ROANOKE TIMES

                         Roanoke Times
                 Copyright (c) 1995, Landmark Communications, Inc.

DATE: TUESDAY, March 6, 1990                   TAG: 9003062136
SECTION: SPORTS                    PAGE: B7   EDITION: EVENING 
SOURCE: JIM LITKE ASSOCIATED PRESS
DATELINE:                                 LENGTH: Medium


SEASON WAS BAD ENOUGH WITHOUT DEATH

He was so good and so fluid that he could make you shiver, make you forget for the moment what a sad and strange and sometimes-sordid business the game has become this season.

But now college basketball, its simple pleasures sullied by scandal, brawling, bullying, out-of-control coaches and players in revolt, has lost Hank Gathers, too.

The 23-year-old Loyola Marymount star collapsed on the court Sunday within shouting distance of his mother and aunt in the stands. Now the best that can be hoped is that his death will force perspective on the game's administrators and its coaches and players, whose assessment of themselves and their deeds too often is taken in front of a mirror.

The picture, this season at least, is hardly a flattering one.

"Hank Gathers lost his life. You can't compare that to anybody or anything else that's gone wrong with college basketball," DePaul coach Joey Meyer said Monday. "You could consider this a bad year on that one incident alone.

"But yeah," Meyer said, "an awful lot of trouble seems to be cropping up at once. And that's the scary part. . . . If people hear these things often enough, and aren't shocked by them any longer, things can only get worse. Because then the assumption will be that everybody's doing it."

Everybody, of course, isn't doing it. But try to draw up a list of college basketball programs - ranking them by success, longevity, region, conference, whatever - and you can almost certainly find trouble of one sort or another.

North Carolina State is reeling under the weight of allegations that four players conspired to fix as many as four games during the 1987-88 basketball season. It is already on two years' probation for previous transgressions.

Maryland was punished Monday for recruiting violations.

It is not hard to envision a Final Four made up this year of teams pursuing the national title even as they are being pursued - or are about to be - by the NCAA. Try Missouri, Illinois, Minnesota and UNLV.

And it gets worse.

An altercation between players from North Carolina A&T and North Carolina Central began on the floor, but spread like a virus through the stands. Before it was over, chairs had been hurled and members of the A&T pep band waded into the melee, wielding instruments like weapons.

As anybody who has watched television knows, the players haven't been the only ones behaving badly.

Rick Pitino, brought in to clean up the scandal-scarred Kentucky program, got into a tiff with LSU's Dale Brown. Temple's John Chaney pushed John Calipari of Massachusetts, after the latter tried to stick his nose into a conversation Chaney was having with a referee.

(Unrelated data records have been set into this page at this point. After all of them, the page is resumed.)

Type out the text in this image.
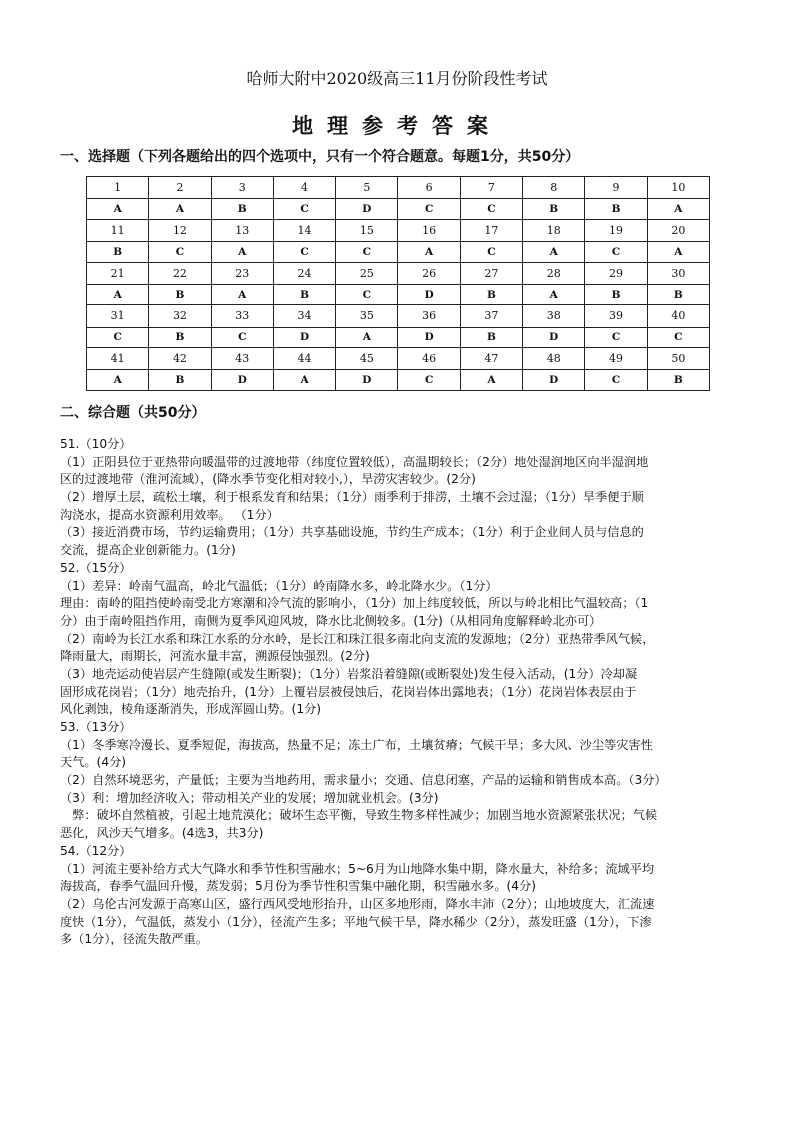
哈师大附中2020级高三11月份阶段性考试
地理参考答案
一、选择题（下列各题给出的四个选项中，只有一个符合题意。每题1分，共50分）
1	2	3	4	5	6	7	8	9	10
A	A	B	C	D	C	C	B	B	A
11	12	13	14	15	16	17	18	19	20
B	C	A	C	C	A	C	A	C	A
21	22	23	24	25	26	27	28	29	30
A	B	A	B	C	D	B	A	B	B
31	32	33	34	35	36	37	38	39	40
C	B	C	D	A	D	B	D	C	C
41	42	43	44	45	46	47	48	49	50
A	B	D	A	D	C	A	D	C	B
二、综合题（共50分）
51.（10分）
（1）正阳县位于亚热带向暖温带的过渡地带（纬度位置较低），高温期较长；（2分）地处湿润地区向半湿润地
区的过渡地带（淮河流域），(降水季节变化相对较小,），旱涝灾害较少。(2分)
（2）增厚土层，疏松土壤，利于根系发育和结果；（1分）雨季利于排涝，土壤不会过湿；（1分）旱季便于顺
沟浇水，提高水资源利用效率。 （1分）
（3）接近消费市场，节约运输费用；（1分）共享基础设施，节约生产成本；（1分）利于企业间人员与信息的
交流，提高企业创新能力。(1分)
52.（15分）
（1）差异：岭南气温高，岭北气温低；（1分）岭南降水多，岭北降水少。（1分）
理由：南岭的阻挡使岭南受北方寒潮和冷气流的影响小，（1分）加上纬度较低，所以与岭北相比气温较高；（1
分）由于南岭阻挡作用，南侧为夏季风迎风坡，降水比北侧较多。(1分)（从相同角度解释岭北亦可）
（2）南岭为长江水系和珠江水系的分水岭，是长江和珠江很多南北向支流的发源地；（2分）亚热带季风气候，
降雨量大，雨期长，河流水量丰富，溯源侵蚀强烈。(2分)
（3）地壳运动使岩层产生缝隙(或发生断裂)；（1分）岩浆沿着缝隙(或断裂处)发生侵入活动，(1分）冷却凝
固形成花岗岩；（1分）地壳抬升，(1分）上覆岩层被侵蚀后，花岗岩体出露地表；（1分）花岗岩体表层由于
风化剥蚀，棱角逐渐消失，形成浑圆山势。(1分)
53.（13分）
（1）冬季寒冷漫长、夏季短促，海拔高，热量不足；冻土广布，土壤贫瘠；气候干旱；多大风、沙尘等灾害性
天气。(4分)
（2）自然环境恶劣，产量低；主要为当地药用，需求量小；交通、信息闭塞，产品的运输和销售成本高。（3分）
（3）利：增加经济收入；带动相关产业的发展；增加就业机会。(3分)
　弊：破坏自然植被，引起土地荒漠化；破坏生态平衡，导致生物多样性减少；加剧当地水资源紧张状况；气候
恶化，风沙天气增多。(4选3，共3分)
54.（12分）
（1）河流主要补给方式大气降水和季节性积雪融水；5~6月为山地降水集中期，降水量大，补给多；流域平均
海拔高，春季气温回升慢，蒸发弱；5月份为季节性积雪集中融化期，积雪融水多。(4分)
（2）乌伦古河发源于高寒山区，盛行西风受地形抬升，山区多地形雨，降水丰沛（2分）；山地坡度大，汇流速
度快（1分），气温低，蒸发小（1分），径流产生多；平地气候干旱，降水稀少（2分），蒸发旺盛（1分），下渗
多（1分），径流失散严重。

Little wonder then, that the players are picking up bad habits. The kids at Drake and at Arkansas State were tired of what they regarded as demeaning treatment and threatened to boycott games. They got coaches Tom Abatemarco fired and Nelson Catalina chastened.

And that same old demon - money - appears to be at the root of this season's evils. Asked whether there was a common thread to the troubles afflicting college basketball, Joey Meyer didn't hesitate.

"The pot of gold at the end of the rainbow," he said. "Look at how much the NCAA television package brings in, how much each school picks up just by being in the tournament."

"Think of college basketball like a competitive business, think how many people in big-money businesses cut corners," he said, "and it's not hard to see where the temptation is coming from."

But the game, clearly, is not beyond redemption. Hank Gathers' teammates will decide for themselves sometime later this week whether to take the NCAA tournament bid awarded Loyola Marymount after the WCC tournament was canceled.

They are likely to go, but money, at least in this instance, will not be the deciding factor.

"We can turn a negative into a positive thing," said Bo Kimble, Gathers' teammate and is sidekick since both fell in love with the game on the playgrounds of Philadelphia. "We're going to be up for the challenge. We're going to dedicate this to Hank."